Sendo assim, o único risco que você corre ao realizar o implante é o de ser acometido por uma infecção “tradicional”, caso o local da cirurgia não esteja limpo e os instrumentos de corte devidamente esterilizados. Sem contar, é claro, do perigo de desmaiar de dor durante o processo.
O implante de um ímã pode ser um processo bastante doloroso
É bem provável que você esteja se perguntando o porquê de alguém querer implantar um ímã em seu próprio dedo – especialmente tendo que passar por um processo bastante doloroso para isso, não é mesmo? Simples. O implante dá ao indivíduo uma espécie de sexto sentido, permitindo que ele sinta os campos eletromagnéticos que rodeiam todos os dispositivos eletrônicos que utilizamos diariamente.
A vibração do ímã em resposta a tais campos provoca uma pequena coceira no campo implantado, sendo que sua intensidade varia de acordo com a frequência emitida por diferentes aparelhos (de acordo com relatos, o micro-ondas cria uma sensação particularmente intensa).
Se você é um apaixonado por tecnologia, é bem provável que tenha achado a ideia bastante sedutora: imagine sentir a “vida” de computadores, celulares, tablets, geladeiras, televisores, carros, geradores de energia... Se isso não for diversão o suficiente para você, a dica é ficar brincando de pescar pequenos itens metálicos – como clipes e tampinhas de cerveja – usando seu dedo cibernético.
Mobilizações mundiais em prol da evolução
E você não poderia estar mais enganado caso acredite que o biohacking é apenas mais uma modinha de adolescentes revoltados — muito pelo contrário. Diversas ONGs e coletivos respeitados já aderiram ao movimento, colaborando com invenções inovadoras projetadas de uma forma mais “profissional”.
Não poderíamos deixar de citar a Cyborg Foundation, um instituto fundado pelo artista Neil Harbisson com o objetivo de incentivar pesquisas nesse segmento e promover debates acerca dos direitos dos ciborgues. Harbisson nasceu com acromatopsia, uma doença que limita sua visão e só lhe permite enxergar em preto e branco.

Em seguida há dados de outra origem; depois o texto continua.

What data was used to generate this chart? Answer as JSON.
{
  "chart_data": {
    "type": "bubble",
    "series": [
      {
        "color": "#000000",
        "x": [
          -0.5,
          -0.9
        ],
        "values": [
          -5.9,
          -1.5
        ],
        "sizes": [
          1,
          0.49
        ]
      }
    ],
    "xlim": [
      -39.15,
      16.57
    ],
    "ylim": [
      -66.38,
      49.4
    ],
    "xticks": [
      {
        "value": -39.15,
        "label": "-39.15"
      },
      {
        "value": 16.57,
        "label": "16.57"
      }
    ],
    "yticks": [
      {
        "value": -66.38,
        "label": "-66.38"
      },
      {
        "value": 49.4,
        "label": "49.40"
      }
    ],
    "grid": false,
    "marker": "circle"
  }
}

Neil Harbisson, fundador da Cyborg Foundation, e seu Eyeborg
Junto com outros pesquisadores, o artista desenvolveu o Eyeborg, um aparato que “traduz” cores em diferentes ondas sonoras. Fixado na cabeça de Harbisson, a engenhoca mudou para sempre a vida do londrino e o incentivou a auxiliar outros cidadãos interessados em ampliar suas capacidades naturais através de implantes cibernéticos.
Outro nome famoso entre a comunidade biohacker internacional é a Grindhouse Wetware, que atualmente dedica-se ao desenvolvimento do chip Circadia. Bem maior do que o xNT ou um simples ímã de neodímio, o gadget consegue identificar dados diversos do corpo de seu usuário (como temperatura corporal) e enviá-los diretamente para um smartphone através do protocolo Bluetooth. A bateria do aparelho pode ser carregada sem o auxílio de fios, obviamente.
Protótipo do Circadia implantado no braço de uma "cobaia"
A nova raça humana?
Ao que tudo indica, a tendência é que implantes cibernéticos se tornem relativamente comuns em um futuro próximo – assim como piercings, tatuagens e outros tipos de modificações corporais. E é exatamente por isso que muitos já se preparam para lidar com eventuais preconceitos contra os humanos v2.0 e disputas religiosas/culturais que tal movimento pode desencadear ao virar mainstream. E você, o que acha de toda essa situação? Teria coragem de implantar algum equipamento eletrônico em seu próprio corpo?